At first, it didn’t appear New Orleans would be able to host the Super Bowl on the new date. The weekend of February 1-3 was the first weekend of Carnival parades in the Big Easy, and the National Automobile Dealers Association scheduled its convention that weekend, and had booked nearly all of the prime hotel rooms.

To keep the Super Bowl in the Superdome, the NFL paid a hefty fee to the NADA to move its convention, and the Carnival parades were rescheduled to the weekend of January 25-27, the original weekend for the Super Bowl.

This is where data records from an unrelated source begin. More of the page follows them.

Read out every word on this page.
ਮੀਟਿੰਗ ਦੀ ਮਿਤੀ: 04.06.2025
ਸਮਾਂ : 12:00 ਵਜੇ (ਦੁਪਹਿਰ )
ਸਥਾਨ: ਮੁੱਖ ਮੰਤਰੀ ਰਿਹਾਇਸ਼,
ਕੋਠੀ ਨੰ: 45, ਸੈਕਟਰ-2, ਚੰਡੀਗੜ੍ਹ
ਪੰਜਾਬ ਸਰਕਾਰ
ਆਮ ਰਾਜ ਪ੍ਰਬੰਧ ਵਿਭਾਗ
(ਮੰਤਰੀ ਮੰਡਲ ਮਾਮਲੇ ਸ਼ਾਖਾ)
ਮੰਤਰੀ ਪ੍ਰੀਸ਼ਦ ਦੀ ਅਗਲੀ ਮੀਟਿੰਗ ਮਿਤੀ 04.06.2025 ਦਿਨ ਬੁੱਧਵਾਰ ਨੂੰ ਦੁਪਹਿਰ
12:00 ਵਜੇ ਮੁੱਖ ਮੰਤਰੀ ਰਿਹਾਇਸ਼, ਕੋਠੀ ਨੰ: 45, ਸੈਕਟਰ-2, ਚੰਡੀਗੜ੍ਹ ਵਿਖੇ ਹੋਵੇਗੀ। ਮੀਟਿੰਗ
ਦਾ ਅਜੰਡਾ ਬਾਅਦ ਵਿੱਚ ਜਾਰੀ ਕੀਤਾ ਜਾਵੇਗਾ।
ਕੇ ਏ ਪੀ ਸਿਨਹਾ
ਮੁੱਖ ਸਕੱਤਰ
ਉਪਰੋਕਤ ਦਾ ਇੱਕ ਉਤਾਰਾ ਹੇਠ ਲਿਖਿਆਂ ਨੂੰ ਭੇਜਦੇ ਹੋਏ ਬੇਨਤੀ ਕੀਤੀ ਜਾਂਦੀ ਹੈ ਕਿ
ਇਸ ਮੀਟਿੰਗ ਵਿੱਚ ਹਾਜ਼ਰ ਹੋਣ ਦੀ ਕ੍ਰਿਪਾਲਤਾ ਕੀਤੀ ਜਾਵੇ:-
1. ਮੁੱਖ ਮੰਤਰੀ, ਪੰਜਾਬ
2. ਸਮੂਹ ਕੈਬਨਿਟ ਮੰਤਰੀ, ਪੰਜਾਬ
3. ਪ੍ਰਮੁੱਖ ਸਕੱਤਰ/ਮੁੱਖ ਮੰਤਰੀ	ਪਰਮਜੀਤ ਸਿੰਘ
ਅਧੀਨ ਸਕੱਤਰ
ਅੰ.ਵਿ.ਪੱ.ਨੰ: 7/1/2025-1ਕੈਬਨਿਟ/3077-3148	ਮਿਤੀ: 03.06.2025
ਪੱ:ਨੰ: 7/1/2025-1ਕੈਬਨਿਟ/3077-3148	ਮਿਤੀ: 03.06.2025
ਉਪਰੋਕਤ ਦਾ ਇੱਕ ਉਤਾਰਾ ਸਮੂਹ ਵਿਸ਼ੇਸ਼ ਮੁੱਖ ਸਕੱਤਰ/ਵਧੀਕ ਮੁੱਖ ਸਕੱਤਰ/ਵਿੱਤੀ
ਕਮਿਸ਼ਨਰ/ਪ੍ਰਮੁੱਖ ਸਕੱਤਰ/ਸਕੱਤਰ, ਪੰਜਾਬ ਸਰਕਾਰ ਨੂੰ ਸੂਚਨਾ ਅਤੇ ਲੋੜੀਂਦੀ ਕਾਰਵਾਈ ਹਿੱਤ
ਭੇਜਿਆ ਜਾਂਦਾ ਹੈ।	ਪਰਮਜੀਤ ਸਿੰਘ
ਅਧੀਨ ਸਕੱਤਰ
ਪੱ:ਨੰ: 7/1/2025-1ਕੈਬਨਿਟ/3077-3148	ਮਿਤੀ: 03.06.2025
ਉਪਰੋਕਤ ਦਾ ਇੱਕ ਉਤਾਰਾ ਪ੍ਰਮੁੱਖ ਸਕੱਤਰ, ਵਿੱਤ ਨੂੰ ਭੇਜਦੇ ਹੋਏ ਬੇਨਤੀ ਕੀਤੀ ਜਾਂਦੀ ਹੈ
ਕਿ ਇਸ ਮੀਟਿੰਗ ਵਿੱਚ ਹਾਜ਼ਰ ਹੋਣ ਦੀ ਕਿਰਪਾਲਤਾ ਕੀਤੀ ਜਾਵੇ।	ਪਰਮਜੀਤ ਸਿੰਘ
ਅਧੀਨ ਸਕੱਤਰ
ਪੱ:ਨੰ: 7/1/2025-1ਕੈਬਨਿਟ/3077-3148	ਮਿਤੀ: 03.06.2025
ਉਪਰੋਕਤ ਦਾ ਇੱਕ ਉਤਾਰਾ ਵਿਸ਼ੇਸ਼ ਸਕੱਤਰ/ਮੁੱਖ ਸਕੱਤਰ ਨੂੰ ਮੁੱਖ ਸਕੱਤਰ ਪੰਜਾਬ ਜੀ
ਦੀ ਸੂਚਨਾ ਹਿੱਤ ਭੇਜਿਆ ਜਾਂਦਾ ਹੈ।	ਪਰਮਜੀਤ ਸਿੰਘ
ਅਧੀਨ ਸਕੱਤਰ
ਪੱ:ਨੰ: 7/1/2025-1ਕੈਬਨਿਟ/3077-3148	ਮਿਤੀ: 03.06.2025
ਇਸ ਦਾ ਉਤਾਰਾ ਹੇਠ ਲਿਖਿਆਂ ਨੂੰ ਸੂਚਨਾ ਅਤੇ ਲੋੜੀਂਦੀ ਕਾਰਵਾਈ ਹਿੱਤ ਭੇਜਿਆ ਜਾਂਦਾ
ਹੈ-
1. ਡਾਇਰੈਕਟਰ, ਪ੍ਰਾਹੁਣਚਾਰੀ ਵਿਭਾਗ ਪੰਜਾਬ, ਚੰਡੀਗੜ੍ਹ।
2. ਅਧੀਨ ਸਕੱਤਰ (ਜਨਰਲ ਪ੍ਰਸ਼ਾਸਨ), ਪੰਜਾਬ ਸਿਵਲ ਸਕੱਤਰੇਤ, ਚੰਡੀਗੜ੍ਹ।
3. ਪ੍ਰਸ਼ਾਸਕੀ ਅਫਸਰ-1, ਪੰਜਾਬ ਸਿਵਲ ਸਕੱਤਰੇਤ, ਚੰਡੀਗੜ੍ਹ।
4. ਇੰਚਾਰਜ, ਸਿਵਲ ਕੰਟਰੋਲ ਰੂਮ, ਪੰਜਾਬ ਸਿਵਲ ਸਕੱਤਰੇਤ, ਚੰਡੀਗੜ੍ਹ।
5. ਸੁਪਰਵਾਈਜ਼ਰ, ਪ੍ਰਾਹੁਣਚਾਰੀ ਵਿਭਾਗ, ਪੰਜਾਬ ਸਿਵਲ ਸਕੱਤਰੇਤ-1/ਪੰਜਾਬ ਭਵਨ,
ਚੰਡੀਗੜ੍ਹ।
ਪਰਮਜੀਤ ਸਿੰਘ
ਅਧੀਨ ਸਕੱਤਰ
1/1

For those who weren’t old enough to watch Super Bowl XXXVI, or those who don’t know their football history, Tom Brady became a household name that day by leading a perfect two-minute drill which ended in Adam Vinatieri’s game-winning 48-yard field goal on the final play, which lifted the Patriots to an improbable 20-17 victory over a Rams team which won Super Bowl XXXIV two years prior and was called “The Greatest Show on Turf”.

Kurt Warner, the former Hy-Vee stocker who rose to superstardom when he led the Rams to the 1999 championship, would get back to the Super Bowl seven years after the loss to Brady and New England. Only this time, he would be wearing vastly different colors than the Rams’ blue and gold.